*

  • tam türkçe karşılığı tözselleştirme olan kavram. (bunun özensiz çevirilerde malesef "hipotezleştirme" olarak karşılandığını dahi gördüm.) ingilizce-ingilizce sözlüklerde "soyut bir şeyin maddi bir şey gibi ele alınması" şeklinde tanımlansa da, bu tanım aslında sahih değil. şimdi bana ingilizceyi sizden öğrenecek değiliz, biz hipostatize etmesini de çok iyi biliriz falan diyebilirler ama, bazı teknik kavramların sözlük tanımları ile alanlarında gerçekten işgal ettikleri yer arasında zaman zaman böyle ayrılıklar olabiliyor. (kaldı ki, bu eşleşmede "soyut"un karşı tarafı "maddi" değil aslında zaten. neyse.) felsefi bağlamlarda ingilizcedeki sahih eşanlamlısı, substantification'dır. "şeyleştirme" ile de akrabadır.

    "maddileştirme" ya da "maddeymiş gibi ele alma" ile arasındaki ayrımı bilmek önemli. yani bir kavramın, örneğin "insan doğası"nın tözselleştirilmesi, onu yalnızca maddi gibi görmek değil, aslında onu tanımlayan karmaşık ilişkilerden, bağlamlarından, zorunlu bağlantılarından yalıtık, uzay boşluğunda tek başına duran bir "şey"miş gibi ele almak anlamına gelir. bendeki çağrışımı "kerameti kendinden menkulleştirme"dir. yani insan doğasını ister maddi bir şey, ister eterimsi, hayaletsi bir şey olarak ele alın, eğer onu kerameti kendinden menkulleştirir ve sabitlerseniz, dünyadaki bütün boku çıkmışlığı "insan doğası işte ya naparsın" diye açıklayarak viski sigara eşliğinde bukowski okuyup insanlığın gidişatı konusunda kadere lanet okumaktan başka bir şey yapmayan bir karizmatik kötümsere dönüşebilirsiniz.
  • şöyle basitleştirilebilir galiba: bir şeyi, aslında bir parçası olduğu bir bütünlüğün parçası değilmiş gibi ele alma. freud'un dediği gibi "tekrar bir araya getirmek üzere" yapılan soyutlama işleminin aksine, bütünlükten koparma ve o halde bırakma.
  • bu kavram "meta"nın, "kerameti kendinden menkul" mistik bir öge olarak analizi sırasında da işe koşulur. bu anlamda hypostatisation (tözselleştirme), substantification (şeyleştirme) üzerinden alienation (yabancılaşma) ile de akrabadır aslında.

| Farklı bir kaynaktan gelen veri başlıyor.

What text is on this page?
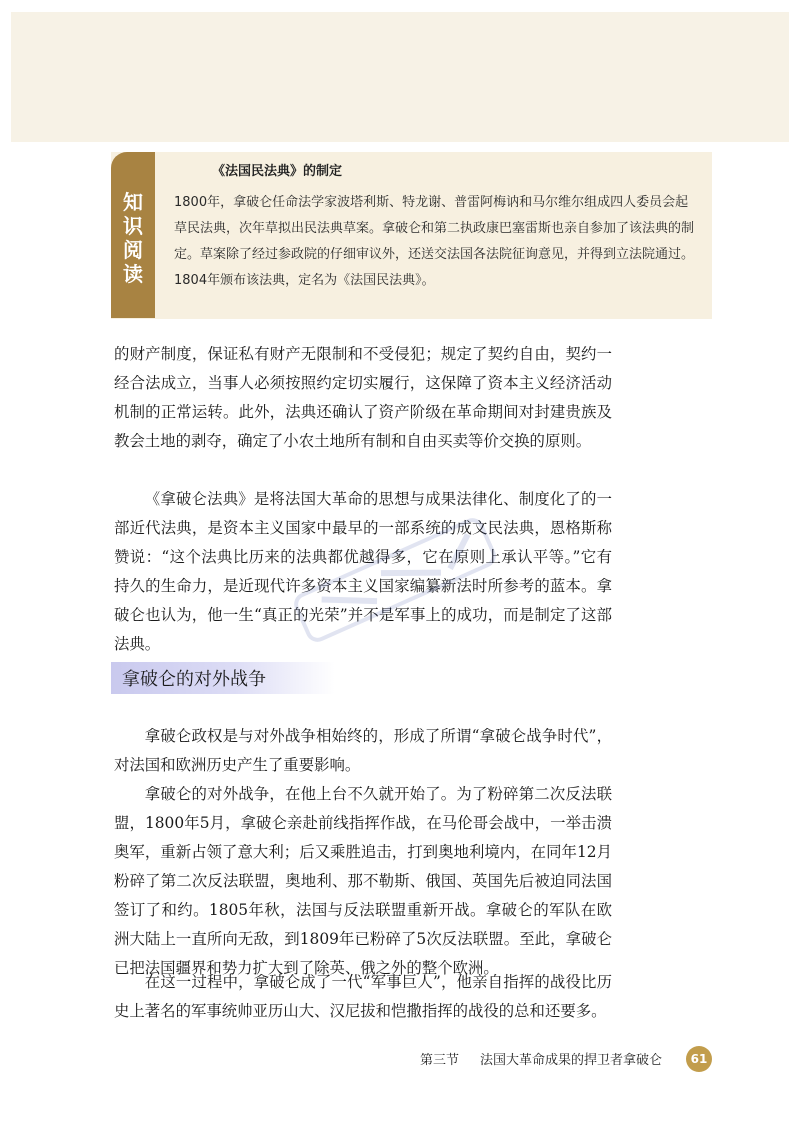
知
识
阅
读

《法国民法典》的制定

1800年，拿破仑任命法学家波塔利斯、特龙谢、普雷阿梅讷和马尔维尔组成四人委员会起草民法典，次年草拟出民法典草案。拿破仑和第二执政康巴塞雷斯也亲自参加了该法典的制定。草案除了经过参政院的仔细审议外，还送交法国各法院征询意见，并得到立法院通过。1804年颁布该法典，定名为《法国民法典》。

的财产制度，保证私有财产无限制和不受侵犯；规定了契约自由，契约一经合法成立，当事人必须按照约定切实履行，这保障了资本主义经济活动机制的正常运转。此外，法典还确认了资产阶级在革命期间对封建贵族及教会土地的剥夺，确定了小农土地所有制和自由买卖等价交换的原则。

《拿破仑法典》是将法国大革命的思想与成果法律化、制度化了的一部近代法典，是资本主义国家中最早的一部系统的成文民法典，恩格斯称赞说：“这个法典比历来的法典都优越得多，它在原则上承认平等。”它有持久的生命力，是近现代许多资本主义国家编纂新法时所参考的蓝本。拿破仑也认为，他一生“真正的光荣”并不是军事上的成功，而是制定了这部法典。

拿破仑的对外战争

拿破仑政权是与对外战争相始终的，形成了所谓“拿破仑战争时代”，对法国和欧洲历史产生了重要影响。

拿破仑的对外战争，在他上台不久就开始了。为了粉碎第二次反法联盟，1800年5月，拿破仑亲赴前线指挥作战，在马伦哥会战中，一举击溃奥军，重新占领了意大利；后又乘胜追击，打到奥地利境内，在同年12月粉碎了第二次反法联盟，奥地利、那不勒斯、俄国、英国先后被迫同法国签订了和约。1805年秋，法国与反法联盟重新开战。拿破仑的军队在欧洲大陆上一直所向无敌，到1809年已粉碎了5次反法联盟。至此，拿破仑已把法国疆界和势力扩大到了除英、俄之外的整个欧洲。

在这一过程中，拿破仑成了一代“军事巨人”，他亲自指挥的战役比历史上著名的军事统帅亚历山大、汉尼拔和恺撒指挥的战役的总和还要多。

第三节 法国大革命成果的捍卫者拿破仑	61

    üreticilerin toplumsal ilişkilerinin, üreticilerin kendi aralarındaki ilişkiler olarak değil de emek ürünlerinin (yani nesnelerin, metaların) kendi aralarındaki "hayali" ilişkisi olarak görülmesi, söz konusu ürünleri tözselleştirir. metaların aslında bir parçası olduğu bir bütünlüğün parçası değilmiş gibi düşünülüp ait oldukları bütünlükten koparmak, onlara -tıpkı dinsel deneyimde olduğu gibi- mistik bir karakter verir. böyle bir mistizmin sonucunda, etkileşime geçenlerin gerçek insanlar olduğu bir tarafa bırakılıp insanların emeğinin bir ürünü olan nesneler, nesnelerle karşılaştırılır. al sana mis gibi bir yabancılaşma.